The Bank Slate


How Independent Bank in Texas Went from Buyer to Seller

Merger talks between SouthState in Winter Haven, Fla., and Independent Bank Group in McKinney, Texas, were briefly halted in February to allow South State to respond to a cybersecurity incident.

The $46 billion-asset SouthState agreed on May 17 to buy the $18.9 billion-asset Independent for $2 billion in one of the biggest bank deals announced in 2024.

Discussions between the banks began informally in 2019, according to a regulatory filing tied to the pending merger. The filing also disclosed that David Brooks, Independent’s chairman and CEO, is set to receive nearly $18 million in compensation associated with the deal.

Brooks and John Corbett, SouthState’s CEO, during meetings in the second quarter of 2019 and October 2022, informally discussed the possibility of a merger, though no actionable proposals or specific terms were discussed, the filing said.

On Dec. 1, the CEOs again discussed exploring the possibility of a merger. A few weeks later, Independent’s board authorized Brooks to keep the discussions going.

The companies signed a confidentiality agreement on Jan. 2, and Independent began sharing limited nonpublic financial information, including details about deposits, capital and loans. From Jan. 24 to Feb. 12, the companies had preliminary talks about personnel matters, cultural and strategic fit, complementary branch footprints, and positioning in terms of technology and systems.

A Brief Pause

SouthState disclosed on Feb. 9 that it suffered a breach three days earlier, adding that it had “initiated its incident response and business continuity protocols and began taking measures to disrupt the unauthorized activity.” The bank, as a result, “proactively took measures to isolate parts of its network.”

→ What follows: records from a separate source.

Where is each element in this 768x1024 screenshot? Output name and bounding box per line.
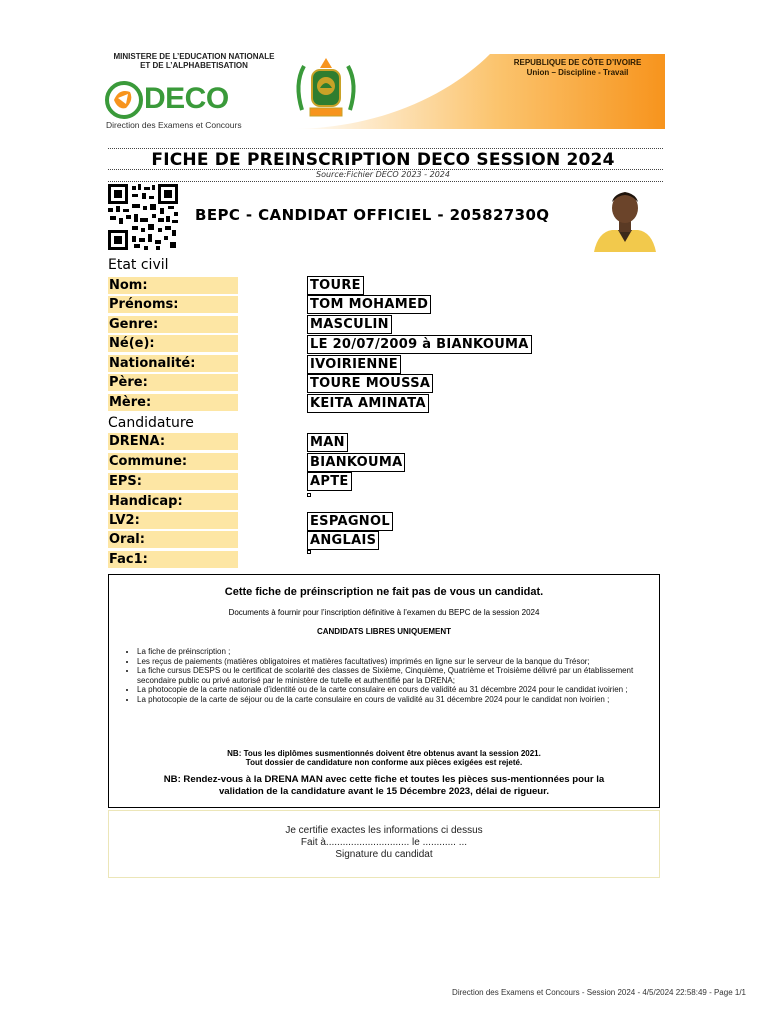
value-fac1 bbox=[307, 550, 311, 554]
info-box bbox=[108, 574, 660, 808]
coat-of-arms-icon bbox=[290, 54, 362, 124]
republic-block bbox=[490, 58, 665, 78]
info-heading: Cette fiche de préinscription ne fait pas de vous un candidat. bbox=[224, 586, 544, 598]
value-pere: TOURE MOUSSA bbox=[307, 374, 433, 393]
candidate-heading: BEPC - CANDIDAT OFFICIEL - 20582730Q bbox=[195, 206, 550, 224]
list-item: • La photocopie de la carte nationale d’identité ou de la carte consulaire en cours de validité au 31 décembre 2024 pour le candidat ivoirien ; bbox=[137, 685, 667, 695]
candidate-photo bbox=[590, 186, 660, 252]
value-commune: BIANKOUMA bbox=[307, 453, 405, 472]
documents-list bbox=[123, 647, 667, 704]
value-eps: APTE bbox=[307, 472, 352, 491]
list-item: • Les reçus de paiements (matières obligatoires et matières facultatives) imprimés en ligne sur le serveur de la banque du Trésor; bbox=[137, 657, 667, 667]
label-commune: Commune: bbox=[108, 453, 238, 470]
signature-place-date: Fait à.............................. le ............ ... bbox=[300, 837, 468, 848]
value-prenoms: TOM MOHAMED bbox=[307, 295, 431, 314]
info-nb2-line2: validation de la candidature avant le 15 Décembre 2023, délai de rigueur. bbox=[218, 786, 550, 797]
value-genre: MASCULIN bbox=[307, 315, 392, 334]
info-nb1-line2: Tout dossier de candidature non conforme aux pièces exigées est rejeté. bbox=[245, 758, 523, 767]
deco-logo-caption: Direction des Examens et Concours bbox=[106, 120, 242, 130]
qr-code-icon bbox=[108, 184, 178, 250]
label-nom: Nom: bbox=[108, 277, 238, 294]
label-drena: DRENA: bbox=[108, 433, 238, 450]
label-fac1: Fac1: bbox=[108, 551, 238, 568]
ministry-line-1: MINISTERE DE L’EDUCATION NATIONALE bbox=[113, 52, 275, 61]
label-mere: Mère: bbox=[108, 394, 238, 411]
page-title: FICHE DE PREINSCRIPTION DECO SESSION 2024 bbox=[151, 150, 615, 170]
info-docs-intro: Documents à fournir pour l’inscription définitive à l’examen du BEPC de la session 2024 bbox=[228, 608, 540, 617]
label-genre: Genre: bbox=[108, 316, 238, 333]
label-lv2: LV2: bbox=[108, 512, 238, 529]
list-item: • La photocopie de la carte de séjour ou de la carte consulaire en cours de validité au 31 décembre 2024 pour le candidat non ivoirien ; bbox=[137, 695, 667, 705]
label-eps: EPS: bbox=[108, 473, 238, 490]
deco-logo bbox=[104, 80, 259, 130]
signature-box bbox=[108, 810, 660, 878]
label-nee: Né(e): bbox=[108, 335, 238, 352]
label-pere: Père: bbox=[108, 374, 238, 391]
source-note: Source:Fichier DECO 2023 - 2024 bbox=[316, 170, 450, 179]
signature-label: Signature du candidat bbox=[335, 849, 433, 860]
person-photo-icon bbox=[590, 186, 660, 252]
page-footer: Direction des Examens et Concours - Session 2024 - 4/5/2024 22:58:49 - Page 1/1 bbox=[452, 988, 746, 997]
value-nationalite: IVOIRIENNE bbox=[307, 355, 401, 374]
section-candidature: Candidature bbox=[108, 415, 194, 431]
list-item: • La fiche cursus DESPS ou le certificat de scolarité des classes de Sixième, Cinquième, Quatrième et Troisième délivré par un établissement secondaire public ou privé autorisé par le ministère de tutelle et authentifié par la DRENA; bbox=[137, 666, 667, 685]
value-mere: KEITA AMINATA bbox=[307, 394, 429, 413]
value-handicap bbox=[307, 493, 311, 497]
label-prenoms: Prénoms: bbox=[108, 296, 238, 313]
deco-logo-text: DECO bbox=[144, 82, 229, 115]
republic-motto: Union – Discipline - Travail bbox=[526, 68, 629, 77]
section-etat-civil: Etat civil bbox=[108, 257, 169, 273]
value-nom: TOURE bbox=[307, 276, 364, 295]
value-drena: MAN bbox=[307, 433, 348, 452]
header-banner bbox=[290, 54, 665, 129]
info-nb1-line1: NB: Tous les diplômes susmentionnés doivent être obtenus avant la session 2021. bbox=[227, 749, 541, 758]
label-handicap: Handicap: bbox=[108, 493, 238, 510]
signature-certify: Je certifie exactes les informations ci dessus bbox=[285, 825, 483, 836]
source-rule bbox=[108, 181, 663, 182]
value-lv2: ESPAGNOL bbox=[307, 512, 393, 531]
value-nee: LE 20/07/2009 à BIANKOUMA bbox=[307, 335, 532, 354]
title-top-rule bbox=[108, 148, 663, 149]
list-item: • La fiche de préinscription ; bbox=[137, 647, 667, 657]
republic-name: REPUBLIQUE DE CÔTE D’IVOIRE bbox=[513, 58, 642, 67]
label-nationalite: Nationalité: bbox=[108, 355, 238, 372]
info-nb2-line1: NB: Rendez-vous à la DRENA MAN avec cette fiche et toutes les pièces sus-mentionnées pour la bbox=[163, 774, 605, 785]
info-subheading: CANDIDATS LIBRES UNIQUEMENT bbox=[316, 627, 452, 636]
value-oral: ANGLAIS bbox=[307, 531, 379, 550]
label-oral: Oral: bbox=[108, 531, 238, 548]
ministry-line-2: ET DE L’ALPHABETISATION bbox=[140, 61, 248, 70]
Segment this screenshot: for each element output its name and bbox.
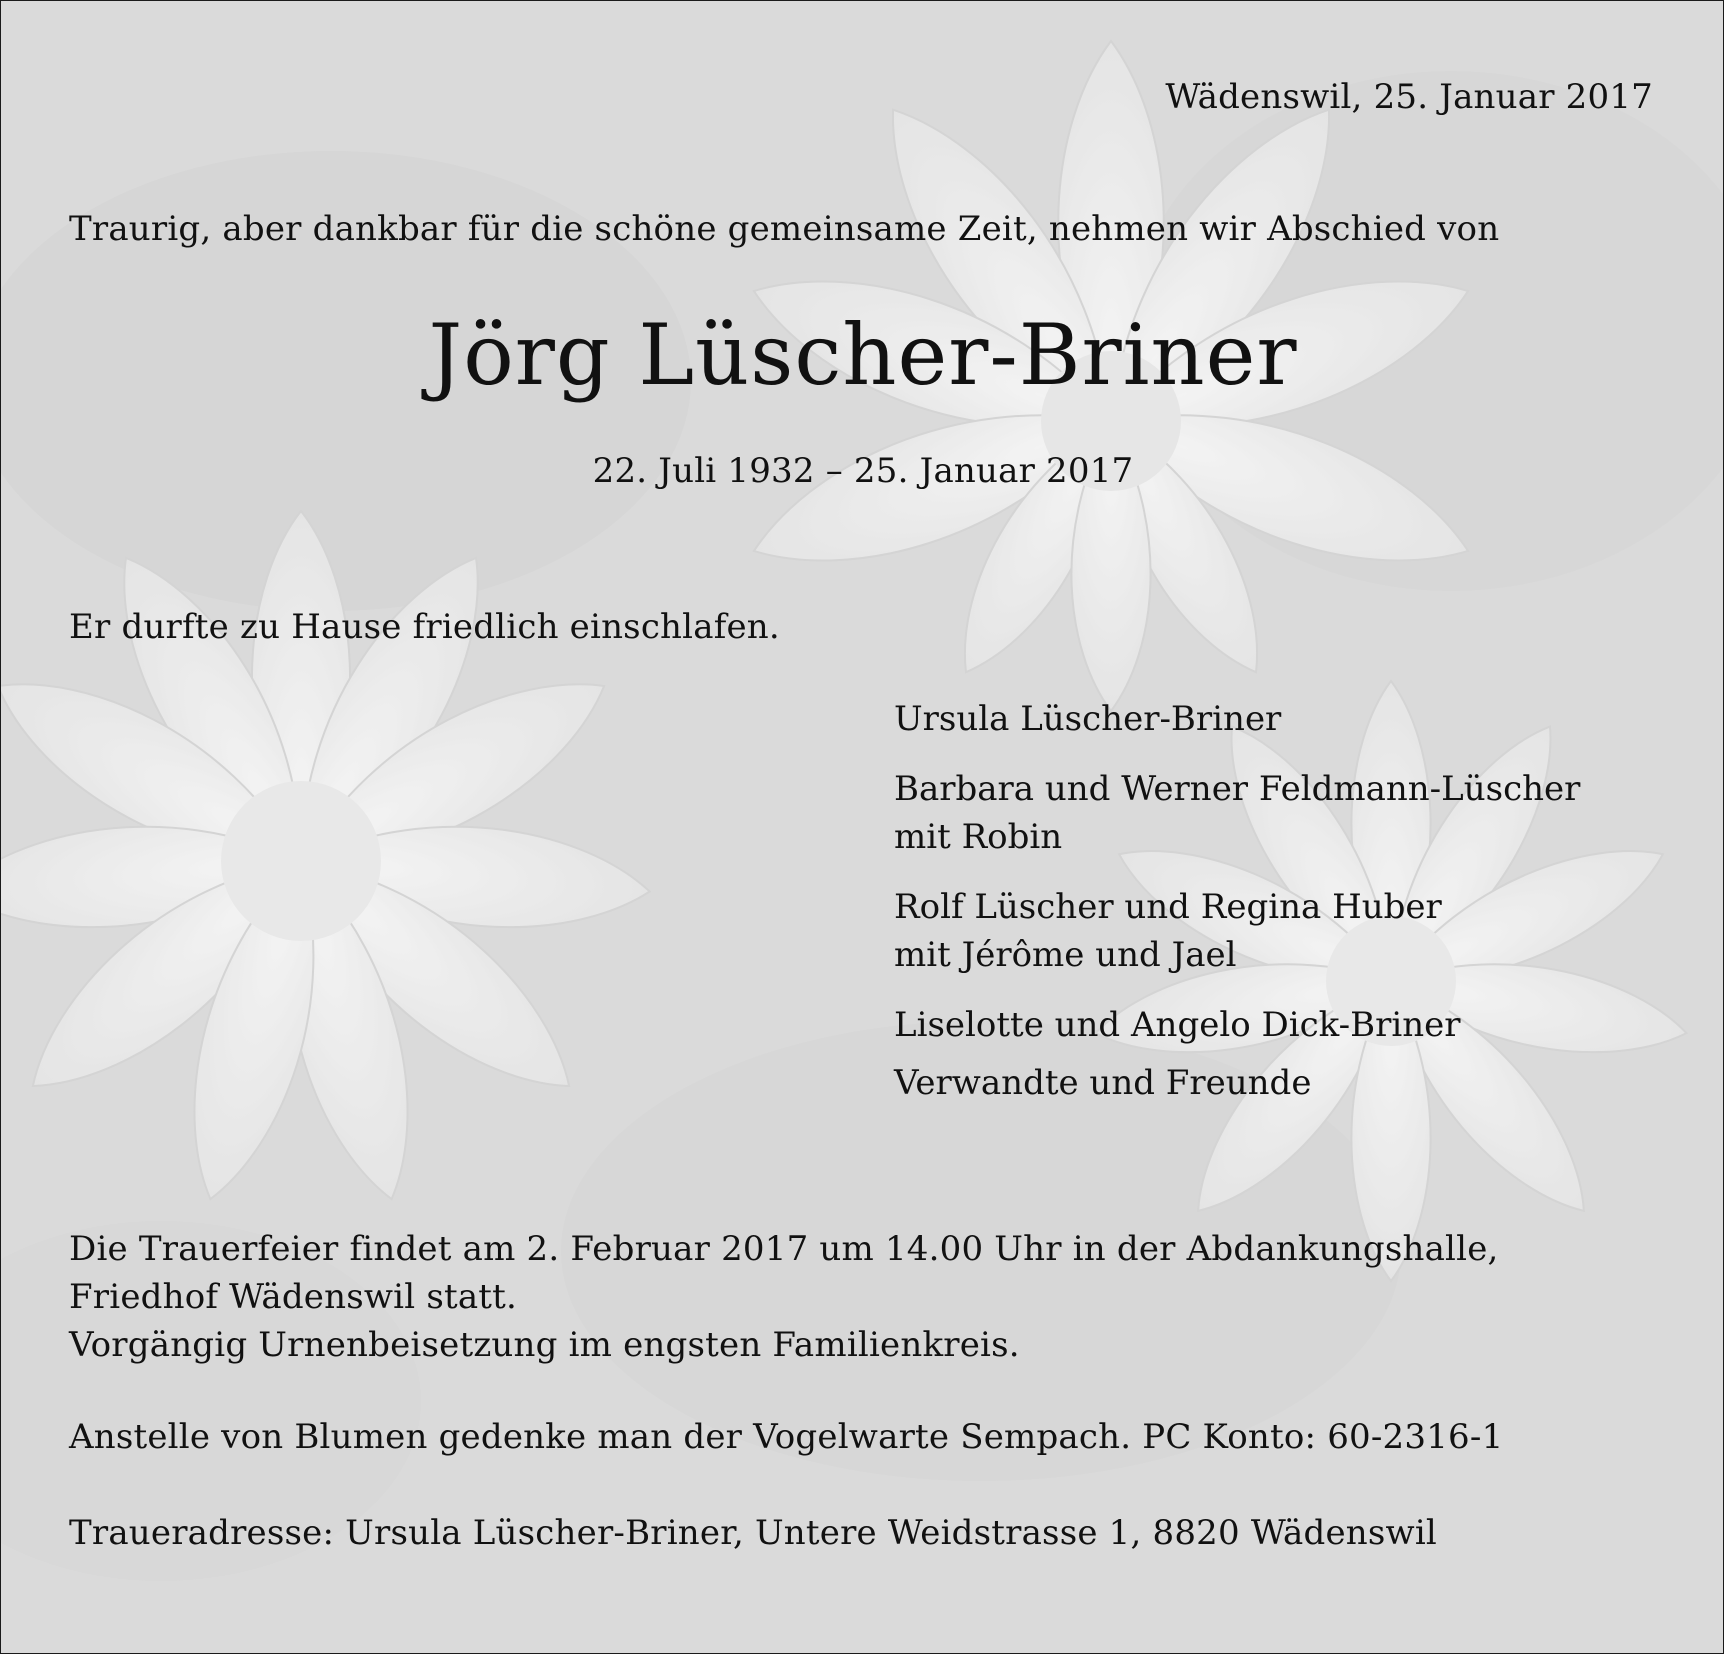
mourning-address: Traueradresse: Ursula Lüscher-Briner, Untere Weidstrasse 1, 8820 Wädenswil: [69, 1513, 1437, 1553]
mourner-line-secondary: mit Jérôme und Jael: [894, 935, 1237, 975]
intro-text: Traurig, aber dankbar für die schöne gemeinsame Zeit, nehmen wir Abschied von: [69, 209, 1500, 249]
mourner-line: Rolf Lüscher und Regina Huber: [894, 887, 1442, 927]
mourner-entry: [894, 695, 1580, 743]
mourner-line-secondary: mit Robin: [894, 817, 1063, 857]
life-dates: 22. Juli 1932 – 25. Januar 2017: [592, 451, 1134, 491]
mourner-line: Liselotte und Angelo Dick-Briner: [894, 1005, 1461, 1045]
place-and-date: Wädenswil, 25. Januar 2017: [1165, 77, 1653, 117]
mourner-entry: [894, 1001, 1580, 1049]
ceremony-line: Friedhof Wädenswil statt.: [69, 1277, 518, 1317]
mourner-entry: [894, 1059, 1580, 1107]
ceremony-line: Die Trauerfeier findet am 2. Februar 2017 um 14.00 Uhr in der Abdankungshalle,: [69, 1229, 1499, 1269]
ceremony-line: Vorgängig Urnenbeisetzung im engsten Familienkreis.: [69, 1325, 1020, 1365]
mourner-entry: [894, 765, 1580, 861]
mourners-list: [894, 695, 1580, 1129]
deceased-name: Jörg Lüscher-Briner: [428, 306, 1298, 404]
ceremony-info: [69, 1225, 1499, 1369]
donation-note: Anstelle von Blumen gedenke man der Vogelwarte Sempach. PC Konto: 60-2316-1: [69, 1417, 1504, 1457]
passing-note: Er durfte zu Hause friedlich einschlafen.: [69, 607, 780, 647]
mourner-entry: [894, 883, 1580, 979]
mourner-line: Verwandte und Freunde: [894, 1063, 1312, 1103]
mourner-line: Barbara und Werner Feldmann-Lüscher: [894, 769, 1581, 809]
mourner-line: Ursula Lüscher-Briner: [894, 699, 1282, 739]
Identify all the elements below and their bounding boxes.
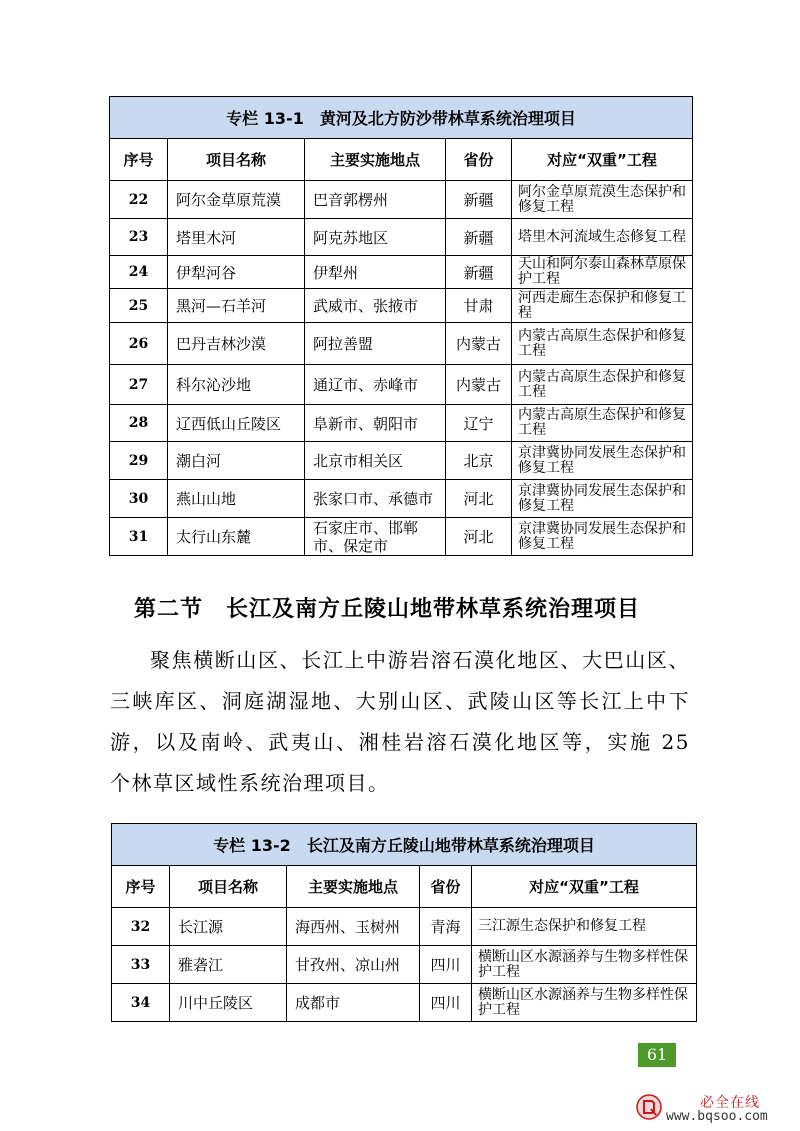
table-title: 专栏 13-2 长江及南方丘陵山地带林草系统治理项目 (112, 824, 697, 866)
cell-location: 阿克苏地区 (305, 219, 446, 256)
cell-name: 科尔沁沙地 (168, 365, 305, 405)
cell-province: 内蒙古 (446, 323, 512, 365)
cell-no: 29 (110, 442, 168, 480)
cell-location: 成都市 (287, 984, 420, 1022)
table-title: 专栏 13-1 黄河及北方防沙带林草系统治理项目 (110, 97, 693, 139)
cell-project: 塔里木河流域生态修复工程 (512, 219, 693, 256)
cell-project: 京津冀协同发展生态保护和修复工程 (512, 518, 693, 556)
column-header-no: 序号 (112, 866, 170, 908)
cell-province: 四川 (420, 984, 472, 1022)
column-header-location: 主要实施地点 (287, 866, 420, 908)
cell-name: 塔里木河 (168, 219, 305, 256)
cell-name: 燕山山地 (168, 480, 305, 518)
cell-no: 28 (110, 405, 168, 442)
cell-location: 张家口市、承德市 (305, 480, 446, 518)
cell-name: 长江源 (170, 908, 287, 946)
cell-location: 石家庄市、邯郸市、保定市 (305, 518, 446, 556)
cell-project: 河西走廊生态保护和修复工程 (512, 289, 693, 323)
cell-name: 潮白河 (168, 442, 305, 480)
cell-location: 北京市相关区 (305, 442, 446, 480)
table-row (110, 323, 693, 365)
cell-project: 内蒙古高原生态保护和修复工程 (512, 405, 693, 442)
bq-logo-icon (636, 1094, 662, 1120)
cell-province: 河北 (446, 518, 512, 556)
cell-name: 巴丹吉林沙漠 (168, 323, 305, 365)
column-header-name: 项目名称 (168, 139, 305, 181)
cell-name: 辽西低山丘陵区 (168, 405, 305, 442)
table-row (110, 256, 693, 289)
column-header-province: 省份 (420, 866, 472, 908)
cell-project: 京津冀协同发展生态保护和修复工程 (512, 480, 693, 518)
table-row (110, 480, 693, 518)
cell-no: 23 (110, 219, 168, 256)
cell-no: 25 (110, 289, 168, 323)
column-header-name: 项目名称 (170, 866, 287, 908)
cell-province: 辽宁 (446, 405, 512, 442)
cell-project: 三江源生态保护和修复工程 (472, 908, 697, 946)
cell-no: 27 (110, 365, 168, 405)
cell-project: 横断山区水源涵养与生物多样性保护工程 (472, 984, 697, 1022)
cell-province: 新疆 (446, 181, 512, 219)
table-row (112, 908, 697, 946)
cell-province: 北京 (446, 442, 512, 480)
cell-name: 黑河—石羊河 (168, 289, 305, 323)
cell-location: 海西州、玉树州 (287, 908, 420, 946)
table-row (110, 289, 693, 323)
cell-name: 阿尔金草原荒漠 (168, 181, 305, 219)
table-row (110, 405, 693, 442)
table-row (112, 984, 697, 1022)
table-row (110, 518, 693, 556)
cell-no: 34 (112, 984, 170, 1022)
page-number: 61 (638, 1043, 676, 1067)
cell-project: 横断山区水源涵养与生物多样性保护工程 (472, 946, 697, 984)
cell-location: 通辽市、赤峰市 (305, 365, 446, 405)
column-header-project: 对应“双重”工程 (512, 139, 693, 181)
cell-no: 30 (110, 480, 168, 518)
table-row (110, 181, 693, 219)
cell-location: 阿拉善盟 (305, 323, 446, 365)
cell-province: 新疆 (446, 256, 512, 289)
cell-no: 22 (110, 181, 168, 219)
table-row (110, 365, 693, 405)
cell-project: 阿尔金草原荒漠生态保护和修复工程 (512, 181, 693, 219)
cell-project: 天山和阿尔泰山森林草原保护工程 (512, 256, 693, 289)
cell-name: 雅砻江 (170, 946, 287, 984)
cell-no: 24 (110, 256, 168, 289)
section-paragraph: 聚焦横断山区、长江上中游岩溶石漠化地区、大巴山区、三峡库区、洞庭湖湿地、大别山区、武陵山区等长江上中下游，以及南岭、武夷山、湘桂岩溶石漠化地区等，实施 25 个林草区域性系统治理项目。 (110, 648, 690, 795)
cell-location: 武威市、张掖市 (305, 289, 446, 323)
cell-no: 32 (112, 908, 170, 946)
cell-no: 31 (110, 518, 168, 556)
cell-location: 伊犁州 (305, 256, 446, 289)
cell-province: 新疆 (446, 219, 512, 256)
table-row (110, 442, 693, 480)
table-13-1 (109, 96, 693, 556)
section-heading: 第二节 长江及南方丘陵山地带林草系统治理项目 (134, 597, 641, 622)
cell-location: 甘孜州、凉山州 (287, 946, 420, 984)
cell-location: 阜新市、朝阳市 (305, 405, 446, 442)
cell-province: 河北 (446, 480, 512, 518)
watermark-url: www.bqsoo.com (666, 1109, 768, 1124)
cell-project: 京津冀协同发展生态保护和修复工程 (512, 442, 693, 480)
cell-project: 内蒙古高原生态保护和修复工程 (512, 323, 693, 365)
cell-name: 川中丘陵区 (170, 984, 287, 1022)
column-header-location: 主要实施地点 (305, 139, 446, 181)
column-header-project: 对应“双重”工程 (472, 866, 697, 908)
cell-project: 内蒙古高原生态保护和修复工程 (512, 365, 693, 405)
cell-name: 太行山东麓 (168, 518, 305, 556)
watermark (636, 1092, 786, 1126)
cell-no: 33 (112, 946, 170, 984)
cell-no: 26 (110, 323, 168, 365)
column-header-province: 省份 (446, 139, 512, 181)
cell-name: 伊犁河谷 (168, 256, 305, 289)
cell-province: 青海 (420, 908, 472, 946)
cell-province: 内蒙古 (446, 365, 512, 405)
watermark-name: 必全在线 (700, 1095, 760, 1111)
table-row (112, 946, 697, 984)
cell-province: 甘肃 (446, 289, 512, 323)
cell-province: 四川 (420, 946, 472, 984)
cell-location: 巴音郭楞州 (305, 181, 446, 219)
table-13-2 (111, 823, 697, 1022)
table-row (110, 219, 693, 256)
column-header-no: 序号 (110, 139, 168, 181)
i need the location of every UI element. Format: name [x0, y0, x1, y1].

Merger discussions were suspended on Feb. 12 to SouthState to “devote its attention to the response to and forensics around” the incident, the merger-related filing said. SouthState, in the filing, said the pause was also due to the regulatory and interest rate environment.

SouthState and Independent resumed talks in mid-March (SouthState would announce in April that the situation with the cyberattack had been contained). Independent began supplying updated due diligence information and talks started to cover potential transaction terms, including exchange ratios.

Corbett and Brooks, during a March 22 meeting, negotiated a 0.625 exchange, which valued Independent at roughly $2.16 billion based on Independent’s outstanding shares and SouthState’s stock price. They also discussed post-closing board composition and director noncompete agreements.

A day later, those terms were included in a letter of interest, along with a request for a 45-day exclusivity period. A letter of intent was signed at the end of March.

An Alteration Made

The first draft of the merger agreement was shared on April 12; SouthState conducted financial due diligence between April 19 and April 23.

During a May 2 conversation, Corbett told Brooks that he could no longer recommend the 0.625 exchange ratio to his board, citing Independent’s first-quarter performance, changes in the interest rate environment and updated analyst earnings estimates for each company.

SouthState lowered its exchange ratio to a range of 0.58-0.59 “in light of the changes to the model stemming from the information recently made available to SouthState,” the filing said. Independent countered with an 0.6 ratio – contingent on a deal being announced on May 13.

The companies again paused talks on May 5 to consider the new exchange ratio and announcement timing. SouthState agreed two weeks later to the 0.6 ratio, which had an implied value of about $2 billion.

Each board unanimously voted for the deal during separate May 17 meetings. It was announced on May 20.

Reviewing the Terms

The deal, which is expected to close in the first quarter, priced Independent at 148% of its tangible book value.

“With a local, geographic management model, an industry-leading track record on credit and a presence in some of the best markets in the country, Independent … is a great fit with SouthState,” Corbett said in a press release announcing the deal.

Brooks and two other directors will join SouthState’s board. 

The deal is expected to be 27.3% accretive to SouthState’s 2025 earnings per share. It should take two years to earn back an estimated 9.6% dilution to SouthState’s tangible book value.

SouthState aims to cut about a quarter of Indpendent’s annual noninterest expense and incur $175 million of pretax merger expenses.

The latest filing disclosed that Brooks, who is expected to serve on SouthState’s board until April 2027, will receive a $12.8 million lump sum payment to address his change-in-control agreement at Independent. He will also receive a $5 million cash bonus this year for his “contributions to IBTX in connection with the merger.”

Daniel Brooks, Independent’s vice chairman and David Brooks’ brother, will receive a $4 million payment to address his change-in-control agreement. He will be paid a $540,000 annual salary (to adjust to $556,000 next year) and a $1.1 million bonus for 2025 to join SouthState as an executive vice president and executive adviser to Corbett.

David Brooks and Daniel Brooks agreed to a two-year noncompete agreement and a one-year nonsolicitation agreement, along with perpetual confidentiality and nondisparagement covenants.